Progress Report
Reliability-ensuring Cybernetic Avatar Infrastructure Allowing Interactive Teleoperation[5] Development of Reliability-ensuring Platform with Jitter Reduction and Low Latency
Progress until FY2024
1. Outline of the project
Based on the architecture designed to ensure end-to-end (E2E) communication reliability, we have proceeded with a demonstration using the prototype “Support Node.” Additionally, we introduced a dual-arm robot to simulate a cybernetic avatar (CA) and visualize the impact of communication degradation on teleoperation. Even under identical communication conditions, we demonstrated that routing through the Support Node helps avoid error-prone paths and reduces jitter in control signal arrival times, thereby stabilizing teleoperation.
Furthermore, we advanced the development of extended information-centric networking (ICNx) technology, essential for enabling M×N communication. in addition to ICN’s original ability to distribute data simultaneously to multiple endpoints, we incorporated in-network recovery functions to achieve more stable and higher-capacity communication for CA.
2. Outcome so far
To achieve stable remote operation, we developed a prototype of reliability-ensuring platform called the Support Node, equipped with functions for monitoring and visualizing communication quality, dynamic path control, and a jitter buffering.
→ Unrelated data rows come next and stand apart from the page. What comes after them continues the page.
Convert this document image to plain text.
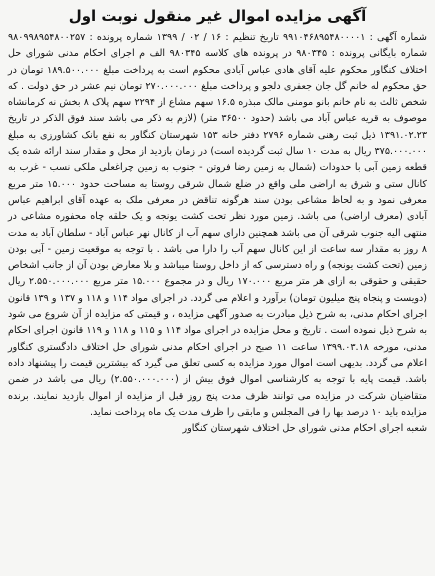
آگهی مزایده اموال غیر منقول نوبت اول

شماره آگهی : ۹۹۱۰۴۶۸۹۵۴۸۰۰۰۰۱ تاریخ تنظیم : ۱۶ / ۰۲ / ۱۳۹۹ شماره پرونده : ۹۸۰۹۹۸۹۵۴۸۰۰۲۵۷ شماره بایگانی پرونده : ۹۸۰۳۴۵ در پرونده های کلاسه ۹۸۰۳۴۵ الف م اجرای احکام مدنی شورای حل اختلاف کنگاور محکوم علیه آقای هادی عباس آبادی محکوم است به پرداخت مبلغ ۱۸۹.۵۰۰.۰۰۰ تومان در حق محکوم له خانم گل جان جعفری دلجو و پرداخت مبلغ ۲۷۰.۰۰۰.۰۰۰ تومان نیم عشر در حق دولت . که شخص ثالث به نام خانم بانو مومنی مالک مبذره ۱۶.۵ سهم مشاع از ۲۲۹۴ سهم پلاک ۸ بخش نه کرمانشاه موصوف به قریه عباس آباد می باشد (حدود ۳۶۵۰۰ متر) (لازم به ذکر می باشد سند فوق الذکر در تاریخ ۱۳۹۱.۰۲.۲۳ ذیل ثبت رهنی شماره ۲۷۹۶ دفتر خانه ۱۵۳ شهرستان کنگاور به نفع بانک کشاورزی به مبلغ ۳۷۵.۰۰۰.۰۰۰ ریال به مدت ۱۰ سال ثبت گردیده است) در زمان بازدید از محل و مقدار سند ارائه شده یک قطعه زمین آبی با حدودات (شمال به زمین رضا فروتن - جنوب به زمین چراغعلی ملکی نسب - غرب به کانال ستی و شرق به اراضی ملی واقع در ضلع شمال شرقی روستا به مساحت حدود ۱۵.۰۰۰ متر مربع معرفی نمود و به لحاظ مشاعی بودن سند هرگونه تناقض در معرفی ملک به عهده آقای ابراهیم عباس آبادی (معرف اراضی) می باشد. زمین مورد نظر تحت کشت یونجه و یک حلقه چاه محفوره مشاعی در منتهی الیه جنوب شرقی آن می باشد همچنین دارای سهم آب از کانال نهر عباس آباد - سلطان آباد به مدت ۸ روز به مقدار سه ساعت از این کانال سهم آب را دارا می باشد . با توجه به موقعیت زمین - آبی بودن زمین (تحت کشت یونجه) و راه دسترسی که از داخل روستا میباشد و بلا معارض بودن آن از جانب اشخاص حقیقی و حقوقی به ازای هر متر مربع ۱۷۰.۰۰۰ ریال و در مجموع ۱۵.۰۰۰ متر مربع ۲.۵۵۰.۰۰۰.۰۰۰ ریال (دویست و پنجاه پنج میلیون تومان) برآورد و اعلام می گردد. در اجرای مواد ۱۱۴ و ۱۱۸ و ۱۳۷ و ۱۳۹ قانون اجرای احکام مدنی، به شرح ذیل مبادرت به صدور آگهی مزایده ، و قیمتی که مزایده از آن شروع می شود به شرح ذیل نموده است . تاریخ و محل مزایده در اجرای مواد ۱۱۴ و ۱۱۵ و ۱۱۸ و ۱۱۹ قانون اجرای احکام مدنی، مورخه ۱۳۹۹.۰۳.۱۸ ساعت ۱۱ صبح در اجرای احکام مدنی شورای حل اختلاف دادگستری کنگاور اعلام می گردد. بدیهی است اموال مورد مزایده به کسی تعلق می گیرد که بیشترین قیمت را پیشنهاد داده باشد. قیمت پایه با توجه به کارشناسی اموال فوق بیش از (۲.۵۵۰.۰۰۰.۰۰۰) ریال می باشد در ضمن متقاضیان شرکت در مزایده می توانند ظرف مدت پنج روز قبل از مزایده از اموال بازدید نمایند. برنده مزایده باید ۱۰ درصد بها را فی المجلس و مابقی را ظرف مدت یک ماه پرداخت نماید.

شعبه اجرای احکام مدنی شورای حل اختلاف شهرستان کنگاور
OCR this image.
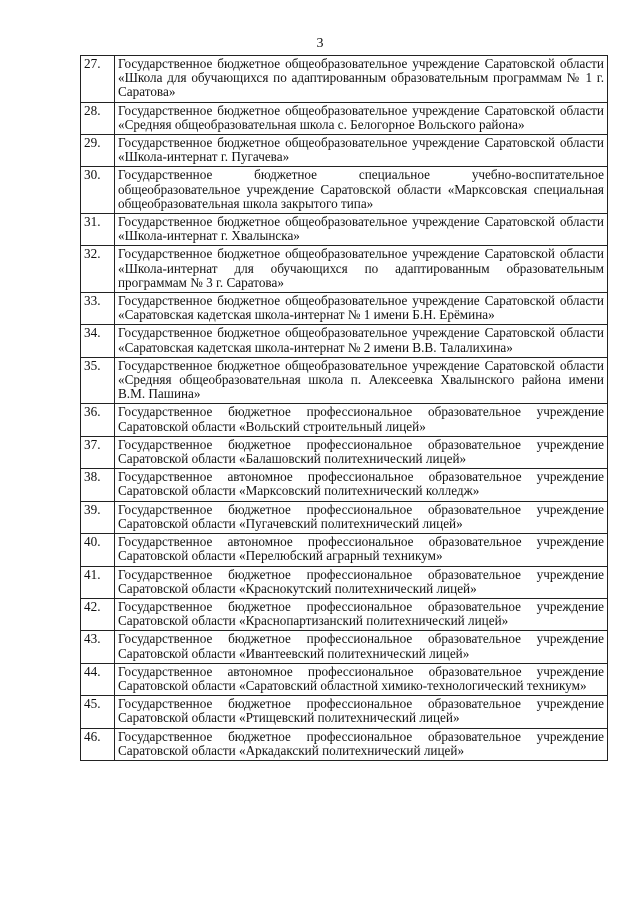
3
27.	Государственное бюджетное общеобразовательное учреждение Саратовской области «Школа для обучающихся по адаптированным образовательным программам № 1 г. Саратова»
28.	Государственное бюджетное общеобразовательное учреждение Саратовской области «Средняя общеобразовательная школа с. Белогорное Вольского района»
29.	Государственное бюджетное общеобразовательное учреждение Саратовской области «Школа-интернат г. Пугачева»
30.	Государственное бюджетное специальное учебно-воспитательное общеобразовательное учреждение Саратовской области «Марксовская специальная общеобразовательная школа закрытого типа»
31.	Государственное бюджетное общеобразовательное учреждение Саратовской области «Школа-интернат г. Хвалынска»
32.	Государственное бюджетное общеобразовательное учреждение Саратовской области «Школа-интернат для обучающихся по адаптированным образовательным программам № 3 г. Саратова»
33.	Государственное бюджетное общеобразовательное учреждение Саратовской области «Саратовская кадетская школа-интернат № 1 имени Б.Н. Ерёмина»
34.	Государственное бюджетное общеобразовательное учреждение Саратовской области «Саратовская кадетская школа-интернат № 2 имени В.В. Талалихина»
35.	Государственное бюджетное общеобразовательное учреждение Саратовской области «Средняя общеобразовательная школа п. Алексеевка Хвалынского района имени В.М. Пашина»
36.	Государственное бюджетное профессиональное образовательное учреждение Саратовской области «Вольский строительный лицей»
37.	Государственное бюджетное профессиональное образовательное учреждение Саратовской области «Балашовский политехнический лицей»
38.	Государственное автономное профессиональное образовательное учреждение Саратовской области «Марксовский политехнический колледж»
39.	Государственное бюджетное профессиональное образовательное учреждение Саратовской области «Пугачевский политехнический лицей»
40.	Государственное автономное профессиональное образовательное учреждение Саратовской области «Перелюбский аграрный техникум»
41.	Государственное бюджетное профессиональное образовательное учреждение Саратовской области «Краснокутский политехнический лицей»
42.	Государственное бюджетное профессиональное образовательное учреждение Саратовской области «Краснопартизанский политехнический лицей»
43.	Государственное бюджетное профессиональное образовательное учреждение Саратовской области «Ивантеевский политехнический лицей»
44.	Государственное автономное профессиональное образовательное учреждение Саратовской области «Саратовский областной химико-технологический техникум»
45.	Государственное бюджетное профессиональное образовательное учреждение Саратовской области «Ртищевский политехнический лицей»
46.	Государственное бюджетное профессиональное образовательное учреждение Саратовской области «Аркадакский политехнический лицей»
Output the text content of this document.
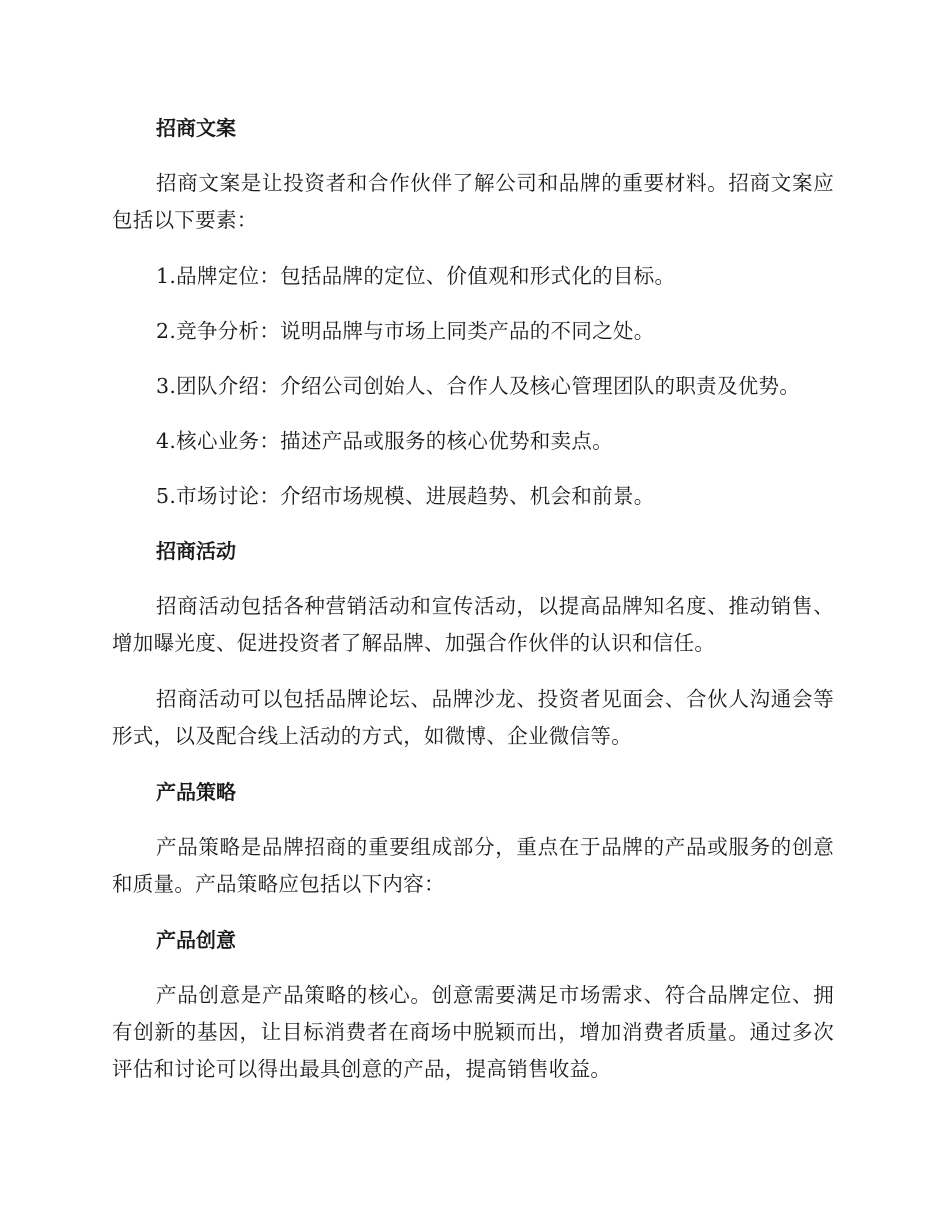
招商文案

招商文案是让投资者和合作伙伴了解公司和品牌的重要材料。招商文案应包括以下要素：

1.品牌定位：包括品牌的定位、价值观和形式化的目标。

2.竞争分析：说明品牌与市场上同类产品的不同之处。

3.团队介绍：介绍公司创始人、合作人及核心管理团队的职责及优势。

4.核心业务：描述产品或服务的核心优势和卖点。

5.市场讨论：介绍市场规模、进展趋势、机会和前景。

招商活动

招商活动包括各种营销活动和宣传活动，以提高品牌知名度、推动销售、增加曝光度、促进投资者了解品牌、加强合作伙伴的认识和信任。

招商活动可以包括品牌论坛、品牌沙龙、投资者见面会、合伙人沟通会等形式，以及配合线上活动的方式，如微博、企业微信等。

产品策略

产品策略是品牌招商的重要组成部分，重点在于品牌的产品或服务的创意和质量。产品策略应包括以下内容：

产品创意

产品创意是产品策略的核心。创意需要满足市场需求、符合品牌定位、拥有创新的基因，让目标消费者在商场中脱颖而出，增加消费者质量。通过多次评估和讨论可以得出最具创意的产品，提高销售收益。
We conducted multiple demonstration experiments using a dual-arm robot at various domestic and international sites and received high acclaim, including a Best Paper Award at an international conference [1]. Furthermore, we measured communication characteristics at 12 locations in Japan and abroad, successfully collecting distinctive communication quality data. Using this data, we successfully recreated similar communication environments with a network emulator, establishing an evaluation method capable of simulating real-world conditions without the need for on-site testing. This achievement contributes foundational data for optimizing network control.
To enable integration between the CA platform and the reliability-ensuring platform, we are organizing the required interfaces, types of information to be exchanged, and related challenges. In parallel, we have investigated international trends in communication standardization related to this project, and compiled a standardization roadmap for the reliability-ensuring platform. Based on this roadmap, we are preparing a contribution to ITU-T focused on CA teleoperation use cases.
We have also advanced the development of ICNx using the open-source framework Cefore [2], to enable high-bandwidth, low-latency communication between CAs and teleoperators. In FY2024, we developed an in-network recovery function that detects missing packets in the network and promptly requests retransmission and forwarding. With this function, we confirmed that 99% of transmissions complete within 100 ms in stable networks, and over 90% even in unstable environments as shown in Figure 2. This result will be presented at a prominent international conference [3].
- [1] SmartCom 2024(http://ieice-smartcom.info/2024/)
- [2] Cefore(https://github.com/cefore/)
- [3] IFIP Networking 2025 (https://networking.ifip.org/2025/)
3. Future plans
We will integrate control logic and hardware control components developed in other related projects into the Support Node, and proceed with verifying optimization methods for M×N control across the entire network.
In our research on the E2E communication protocol ICNx, we aim to extend the current in-network recovery functionality to realize a protocol that can simultaneously reduce communication delay between multiple CAs and teleoperators.
These outcomes will be validated through joint demonstration experiments with other Socio-CA projects, and we will also advance proposal activities to relevant international standardization bodies.